A House committee approved a bill to expedite the capture and killing of sea lions that prey on endangered Northwest salmon. (Photo By: Getty Images/iStockphoto)

A House committee approved a bill to expedite the capture and killing of sea lions that prey on endangered Northwest salmon. (Photo By: Getty Images/iStockphoto)

The Endangered Salmon and Fisheries Predation Prevention Act won approval on July 26, just before the House left for its August recess.

Rep. Jaime Herrera Beutler, R-Wash., who sponsored H.R. 2083, said the measure gives more tools to state wildlife managers and tribes who are fending off predation by California sea lions on endangered species of salmon and steelhead.

"As long as sea lions continue to overpopulate the Columbia River and decimate our salmon and steelhead populations, I will work to protect our fisheries," she said. "I am pleased to see our efforts to promote salmon recovery moving forward."

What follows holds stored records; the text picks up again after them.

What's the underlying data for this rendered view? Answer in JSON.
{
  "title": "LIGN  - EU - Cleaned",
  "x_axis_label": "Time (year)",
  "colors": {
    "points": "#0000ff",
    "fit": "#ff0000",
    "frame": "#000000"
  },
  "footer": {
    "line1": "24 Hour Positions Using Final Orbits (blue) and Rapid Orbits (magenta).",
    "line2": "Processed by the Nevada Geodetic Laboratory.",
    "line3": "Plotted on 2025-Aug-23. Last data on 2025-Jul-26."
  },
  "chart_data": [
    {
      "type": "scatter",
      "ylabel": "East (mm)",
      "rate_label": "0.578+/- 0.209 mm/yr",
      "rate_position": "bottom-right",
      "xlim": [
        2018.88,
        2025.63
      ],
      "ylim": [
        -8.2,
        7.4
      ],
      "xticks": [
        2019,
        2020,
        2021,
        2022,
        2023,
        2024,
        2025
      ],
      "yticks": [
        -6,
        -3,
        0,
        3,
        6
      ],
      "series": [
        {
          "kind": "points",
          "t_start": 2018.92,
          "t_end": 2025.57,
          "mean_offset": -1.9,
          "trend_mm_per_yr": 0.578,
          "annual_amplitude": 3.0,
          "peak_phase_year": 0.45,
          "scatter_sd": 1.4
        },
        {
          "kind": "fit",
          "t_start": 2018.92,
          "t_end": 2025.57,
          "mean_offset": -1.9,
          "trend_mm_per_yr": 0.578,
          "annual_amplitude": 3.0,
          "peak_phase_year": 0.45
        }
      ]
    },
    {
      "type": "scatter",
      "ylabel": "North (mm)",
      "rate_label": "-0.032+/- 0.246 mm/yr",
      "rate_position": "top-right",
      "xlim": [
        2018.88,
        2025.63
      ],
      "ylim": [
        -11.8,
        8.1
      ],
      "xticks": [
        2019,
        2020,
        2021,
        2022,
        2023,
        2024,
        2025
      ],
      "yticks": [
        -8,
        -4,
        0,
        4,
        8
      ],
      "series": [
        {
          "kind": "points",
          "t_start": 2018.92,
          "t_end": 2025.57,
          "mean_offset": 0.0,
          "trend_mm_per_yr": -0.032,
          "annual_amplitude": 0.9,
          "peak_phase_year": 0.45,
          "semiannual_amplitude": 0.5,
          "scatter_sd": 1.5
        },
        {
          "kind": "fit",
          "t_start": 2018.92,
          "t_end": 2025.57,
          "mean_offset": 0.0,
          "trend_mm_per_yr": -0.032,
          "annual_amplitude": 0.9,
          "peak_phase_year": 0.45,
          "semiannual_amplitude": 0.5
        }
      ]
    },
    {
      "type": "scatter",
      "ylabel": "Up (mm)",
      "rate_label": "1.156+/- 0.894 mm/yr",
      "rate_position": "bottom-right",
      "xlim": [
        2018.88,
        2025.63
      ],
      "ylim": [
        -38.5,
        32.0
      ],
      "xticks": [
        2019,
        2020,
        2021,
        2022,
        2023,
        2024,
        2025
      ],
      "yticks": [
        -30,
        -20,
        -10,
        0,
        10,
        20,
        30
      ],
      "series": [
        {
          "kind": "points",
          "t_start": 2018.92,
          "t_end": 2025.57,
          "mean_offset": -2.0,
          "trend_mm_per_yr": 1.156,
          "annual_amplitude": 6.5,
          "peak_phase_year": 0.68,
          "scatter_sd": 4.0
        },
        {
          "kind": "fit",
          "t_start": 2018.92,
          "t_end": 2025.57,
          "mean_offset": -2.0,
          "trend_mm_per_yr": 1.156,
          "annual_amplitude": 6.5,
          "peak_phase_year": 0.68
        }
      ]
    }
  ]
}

Sea lions killed an estimated adult 9,500 salmon near Bonneville Dam in 2016 at a time when electricity users spent $621 million to protect fish under Bonneville Power Administration's management programs.

This year, sea lions consumed more than 1,800 adult salmon at Bonneville Dame between May 13 and June 2, the Army Corps of Engineers said.

Fish and wildlife expenditures account for one-quarters of BPA's wholesale power costs to electric co-ops.

Northwest states currently operate under a federal authorization that allows them to capture and kill 92 sea lions annually that are identified as habitual attackers. Some 166 have been euthanized or shipped to zoos since 2008.

Beutler's bill would change the process and allow permit holders to remove up to 100 sea lions a year, with a cap subject to biological analysis.

"The nonlethal approach to sea lion management is not working. We have to do something else," said committee chairman Rob Bishop, R-Utah.